Christie’s fifth novel is a bit of a romp filled with double identities, a murder, political issues, an empty throne, a renowned criminal, a love story, a missing diamond, and a week away at a manor known as Chimneys. We are introduced to Anthony Cade when he is working as a travel guide in Africa, and agrees to do a favour for a friend and carry a mysterious memoir and package of love letters back to England.

It seems the memoirs are lined up to be published but may stir up some trouble on the global stage, and the letters have been the source of blackmail for someone, and that is going to come to an end.

There are a number of coincidences at play in the book, but they all come off enjoyably, and while there are some things that jar the reader, the book reads brilliantly, and shows that Christie has a truly wicked and delightful sense of humour, something I never would have cottoned to as a kid.

Cade pairs up with the beguiling widow, Mrs. Virginia Revel when there is a murder at Chimneys, and both Scotland Yard and the Surete arrive to investigate. Add in the fact that Cade is recently from Canada, and the political story being about the Balkans, there’s quite the global stage being set.

There’s some great character bits throughout, including the lord of the manor growing very tired and put out by the entire investigation, and just wanting a bit of rest.

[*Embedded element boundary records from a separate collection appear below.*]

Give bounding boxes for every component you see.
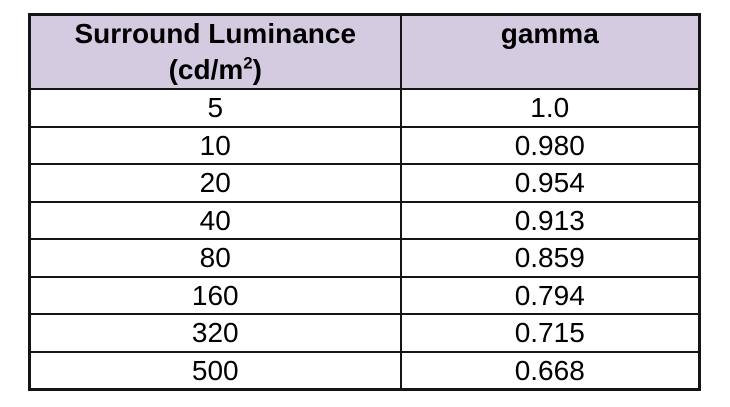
luminance-cell: 40: [28, 200, 402, 240]
unit-superscript-2: 2: [243, 53, 253, 73]
luminance-cell: 80: [28, 238, 402, 278]
unit-text-post: ): [252, 54, 262, 85]
table-row: 500 0.668: [28, 350, 701, 391]
gamma-cell: 0.859: [399, 238, 701, 278]
table-row: 160 0.794: [28, 275, 701, 315]
luminance-cell: 20: [28, 163, 402, 203]
header-surround-luminance-unit: (cd/m2): [31, 52, 400, 88]
header-row: Surround Luminance (cd/m2) gamma: [28, 13, 701, 90]
luminance-gamma-table: Surround Luminance (cd/m2) gamma 5 1.0 1…: [28, 13, 701, 391]
table-row: 320 0.715: [28, 313, 701, 353]
gamma-cell: 0.668: [399, 350, 701, 391]
luminance-cell: 5: [28, 88, 402, 128]
header-cell-surround-luminance: Surround Luminance (cd/m2): [28, 13, 402, 90]
luminance-cell: 10: [28, 125, 402, 165]
table-row: 40 0.913: [28, 200, 701, 240]
gamma-cell: 0.715: [399, 313, 701, 353]
gamma-cell: 0.913: [399, 200, 701, 240]
luminance-cell: 320: [28, 313, 402, 353]
table-row: 5 1.0: [28, 88, 701, 128]
luminance-cell: 160: [28, 275, 402, 315]
gamma-cell: 0.954: [399, 163, 701, 203]
gamma-cell: 0.980: [399, 125, 701, 165]
header-cell-gamma: gamma: [399, 13, 701, 90]
table-row: 20 0.954: [28, 163, 701, 203]
gamma-cell: 1.0: [399, 88, 701, 128]
gamma-cell: 0.794: [399, 275, 701, 315]
table-row: 10 0.980: [28, 125, 701, 165]
table-row: 80 0.859: [28, 238, 701, 278]
header-surround-luminance-label: Surround Luminance: [74, 18, 357, 49]
unit-text-pre: (cd/m: [168, 54, 244, 85]
luminance-cell: 500: [28, 350, 402, 391]
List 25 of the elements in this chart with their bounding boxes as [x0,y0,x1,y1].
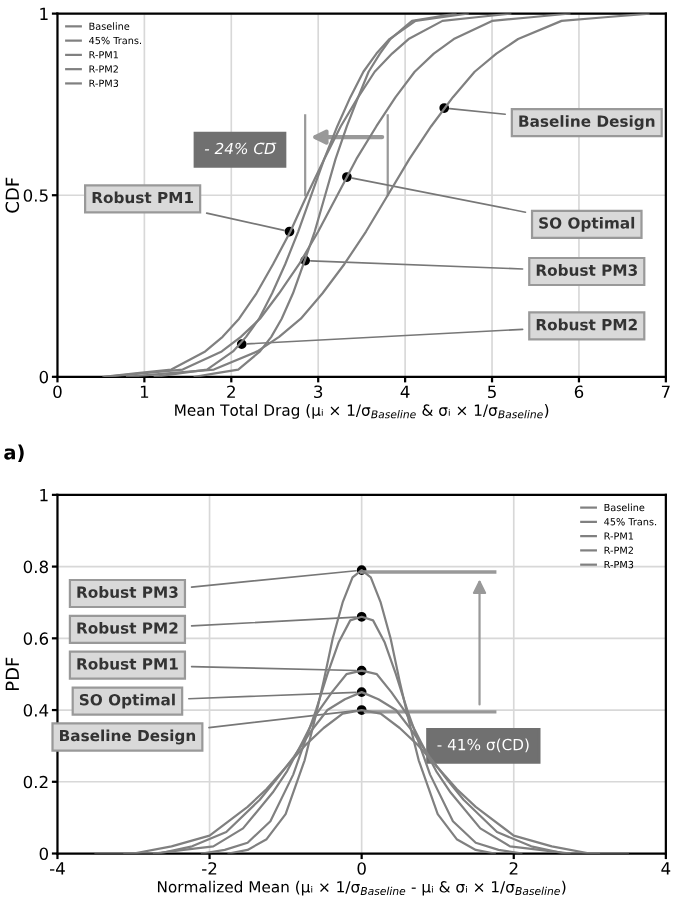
y-tick-label: 0 [39,370,49,384]
y-tick-label: 0.6 [23,632,49,645]
x-tick-label: 0 [357,862,366,875]
y-tick-label: 1 [40,489,48,502]
y-tick-label: 0.4 [23,704,49,717]
y-axis-title: PDF [5,657,19,691]
y-tick-label: 0.5 [23,189,48,202]
y-tick-label: 1 [40,7,48,20]
y-tick-label: 0.8 [23,560,48,574]
y-tick-label: 0.2 [23,775,48,789]
y-tick-label: 0 [39,847,49,861]
x-tick-label: 2 [509,862,518,875]
x-tick-label: 1 [140,385,149,398]
text: a) [4,444,24,462]
x-tick-label: 4 [400,385,410,398]
x-tick-label: -4 [49,862,65,875]
x-tick-label: 3 [314,385,323,399]
x-tick-label: -2 [202,862,217,875]
x-tick-label: 5 [488,385,496,399]
x-tick-label: 6 [574,385,584,399]
x-tick-label: 4 [661,862,671,875]
x-tick-label: 7 [661,385,670,398]
x-tick-label: 2 [227,385,235,398]
y-axis-title: CDF [5,177,20,213]
x-tick-label: 0 [53,385,62,399]
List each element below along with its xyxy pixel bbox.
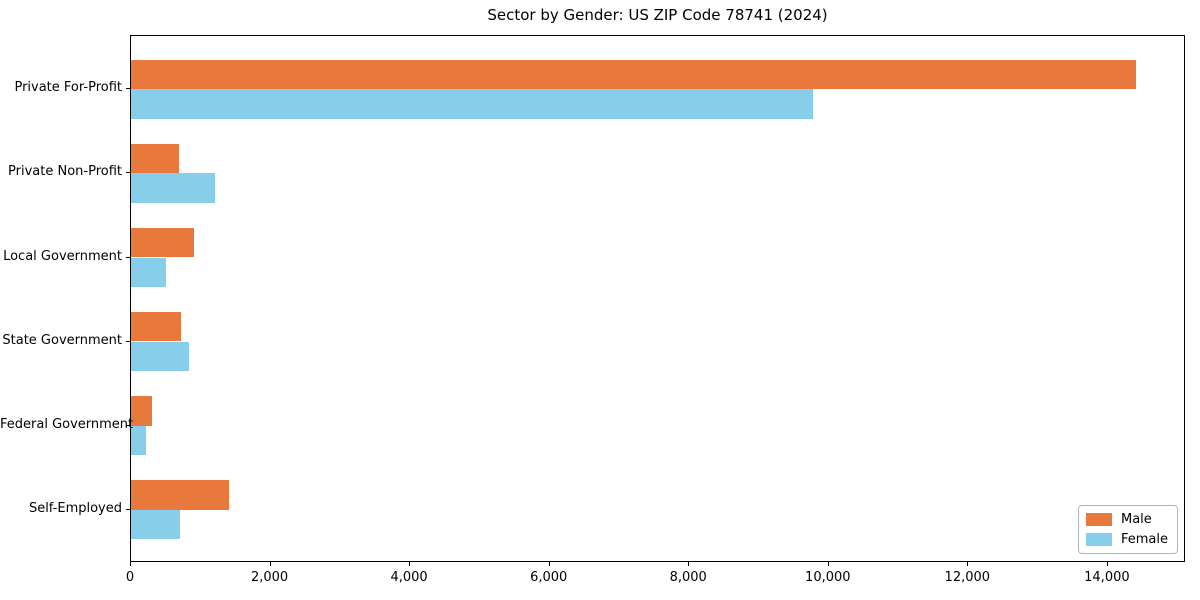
x-tick-label-6-000: 6,000 xyxy=(530,570,568,585)
plot-area: Male Female xyxy=(130,35,1185,562)
y-tick-mark xyxy=(126,88,130,90)
x-tick-label-12-000: 12,000 xyxy=(944,570,991,585)
y-tick-label-self-employed: Self-Employed xyxy=(28,500,122,516)
y-tick-label-private-for-profit: Private For-Profit xyxy=(14,80,122,96)
x-tick-mark xyxy=(967,562,969,566)
bar-female-local-government xyxy=(131,257,166,287)
bar-male-state-government xyxy=(131,312,181,342)
bar-male-private-non-profit xyxy=(131,144,180,174)
x-tick-label-14-000: 14,000 xyxy=(1084,570,1130,585)
y-tick-label-federal-government: Federal Government xyxy=(0,416,134,432)
x-tick-mark xyxy=(827,562,829,566)
x-tick-label-8-000: 8,000 xyxy=(669,570,707,585)
x-tick-label-4-000: 4,000 xyxy=(390,570,428,585)
x-tick-mark xyxy=(130,562,131,566)
bar-male-self-employed xyxy=(131,480,229,510)
y-tick-label-local-government: Local Government xyxy=(3,248,122,264)
bar-female-federal-government xyxy=(131,425,146,455)
y-tick-mark xyxy=(126,340,130,342)
bar-male-federal-government xyxy=(131,396,152,426)
legend-item-female: Female xyxy=(1085,532,1168,547)
x-tick-mark xyxy=(1106,562,1108,566)
legend-swatch-female-icon xyxy=(1085,533,1112,546)
bar-female-self-employed xyxy=(131,509,181,539)
y-tick-mark xyxy=(126,508,130,510)
x-tick-mark xyxy=(409,562,411,566)
x-tick-mark xyxy=(548,562,550,566)
bar-female-private-for-profit xyxy=(131,89,813,119)
bar-male-private-for-profit xyxy=(131,60,1136,90)
x-tick-label-0: 0 xyxy=(125,570,135,585)
x-tick-mark xyxy=(688,562,690,566)
legend-label-male: Male xyxy=(1120,512,1152,527)
y-tick-label-private-non-profit: Private Non-Profit xyxy=(8,164,122,180)
legend: Male Female xyxy=(1077,505,1178,554)
bar-female-private-non-profit xyxy=(131,173,216,203)
legend-label-female: Female xyxy=(1120,532,1168,547)
y-tick-label-state-government: State Government xyxy=(2,332,122,348)
x-tick-label-2-000: 2,000 xyxy=(250,570,289,585)
x-tick-mark xyxy=(269,562,271,566)
bar-male-local-government xyxy=(131,228,194,258)
y-tick-mark xyxy=(126,256,130,258)
y-tick-mark xyxy=(126,424,130,426)
legend-item-male: Male xyxy=(1085,512,1168,527)
y-tick-mark xyxy=(126,172,130,174)
chart-title: Sector by Gender: US ZIP Code 78741 (202… xyxy=(487,6,828,24)
legend-swatch-male-icon xyxy=(1085,513,1112,526)
x-tick-label-10-000: 10,000 xyxy=(805,570,851,585)
bar-female-state-government xyxy=(131,341,189,371)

The story rockets along, and Christie does a fine job at hinting at clues, using misdirection, spicing things up with lots of humour, and weaving a blossoming love story into the narrative.

Cade is a great character and the way he interacts with the world around him, and the way he talks to himself is so much fun. There are lots of ‘exit and ‘enter the’ so so character, and the layers of banter he’s able to create between Cade, Virginia, her friend, and the lord’s daughter, referred to as Bundle.

There is a vast cast of characters in this story, each involved in the plot(s) in different ways, and even with so much going on, everything still gets tied up before story’s end – the last few pages play out with a happy ending and a number of chuckles.

I am now quite enchanted with Christie’s writing style, and while the Tommy and Tupence novel, The Secret Adversary may be my favourite of the few I’ve read so far, The Secret of Chimneys is just a damned enjoyable romp.